Moment when “Raped with Baton” Theo arrested by Police in France, Saint-Denis

All this follows protests that started about a week ago after police allegedly anally raped a 22-year-old man named Theo in Aulnay-sous-Bois, to the north east of Paris.
A preliminary investigation said there was insufficient proof to support the rape allegations. The victim was hospitalized and advised by doctors to take two months off work.
On Monday, a police source told Le Parisien that the resulting tensions were reminiscent of a dark chapter in the history of the Paris suburbs.

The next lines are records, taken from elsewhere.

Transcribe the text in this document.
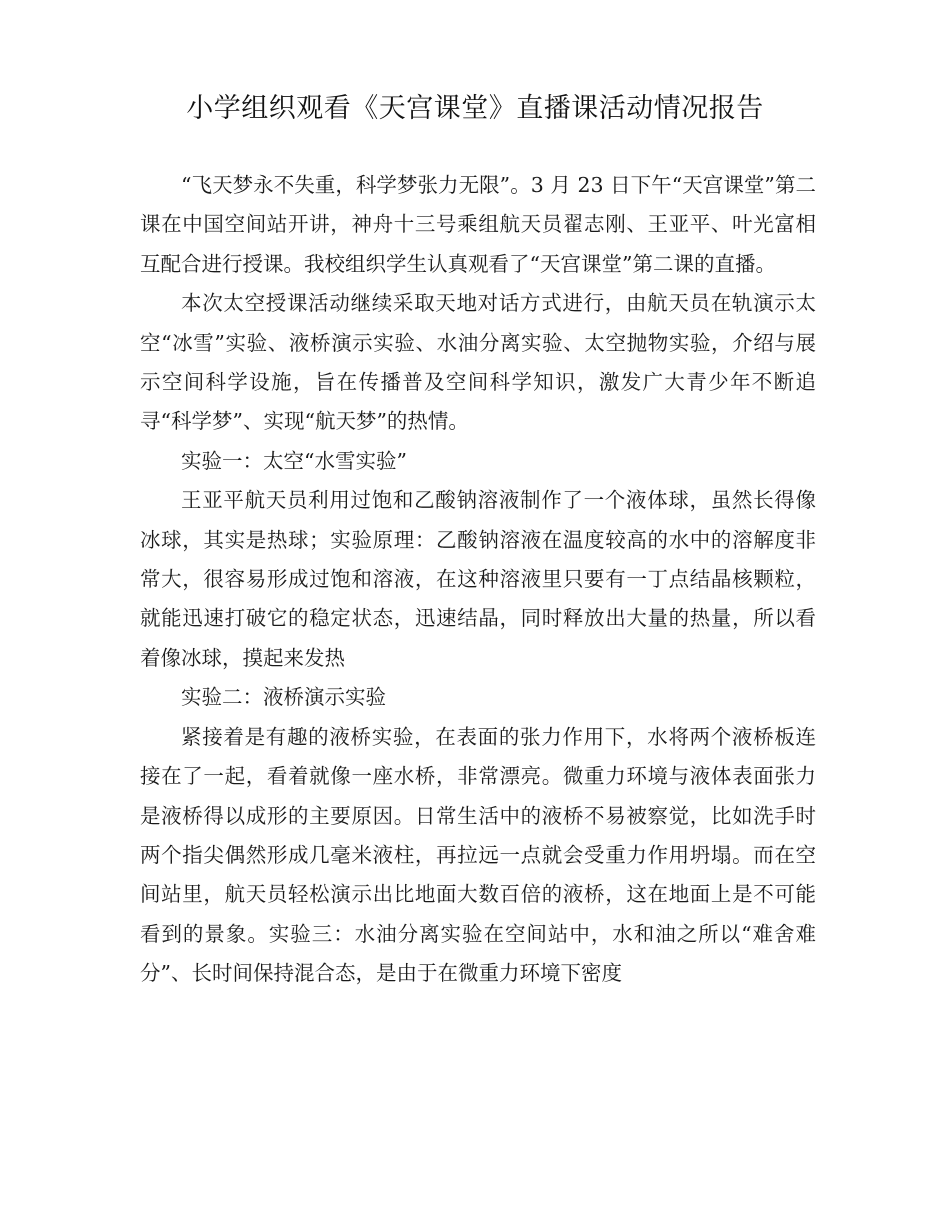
小学组织观看《天宫课堂》直播课活动情况报告

“飞天梦永不失重，科学梦张力无限”。3 月 23 日下午“天宫课堂”第二课在中国空间站开讲，神舟十三号乘组航天员翟志刚、王亚平、叶光富相互配合进行授课。我校组织学生认真观看了“天宫课堂”第二课的直播。

本次太空授课活动继续采取天地对话方式进行，由航天员在轨演示太空“冰雪”实验、液桥演示实验、水油分离实验、太空抛物实验，介绍与展示空间科学设施，旨在传播普及空间科学知识，激发广大青少年不断追寻“科学梦”、实现“航天梦”的热情。

实验一：太空“水雪实验”

王亚平航天员利用过饱和乙酸钠溶液制作了一个液体球，虽然长得像冰球，其实是热球；实验原理：乙酸钠溶液在温度较高的水中的溶解度非常大，很容易形成过饱和溶液，在这种溶液里只要有一丁点结晶核颗粒，就能迅速打破它的稳定状态，迅速结晶，同时释放出大量的热量，所以看着像冰球，摸起来发热

实验二：液桥演示实验

紧接着是有趣的液桥实验，在表面的张力作用下，水将两个液桥板连接在了一起，看着就像一座水桥，非常漂亮。微重力环境与液体表面张力是液桥得以成形的主要原因。日常生活中的液桥不易被察觉，比如洗手时两个指尖偶然形成几毫米液柱，再拉远一点就会受重力作用坍塌。而在空间站里，航天员轻松演示出比地面大数百倍的液桥，这在地面上是不可能看到的景象。实验三：水油分离实验在空间站中，水和油之所以“难舍难分”、长时间保持混合态，是由于在微重力环境下密度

“With this Theo case, we’re getting the feeling that the riots of 2005 are going to kick off again,” the source told the paper.
The 2005 riots in the Paris suburbs saw France forced to declare a state of emergency as youths rioted in poor suburbs across the country.
The fierce rioting began after the death of two teenage boys, who – after running from police – scaled a fence to hide in an electricity substation and were both electrocuted.
The boys had done nothing wrong, but were reportedly accustomed to harassment by police.
The peak of the ensuing riots came on the night of November 6th, 2005, when 274 areas were affected. Three nights later, the government called a state of emergency.
By the time calm was restored on November 17th, 10,000 cars had been burned, 300 buildings destroyed or vandalised, two policemen shot and injured, and 6,000 people arrested.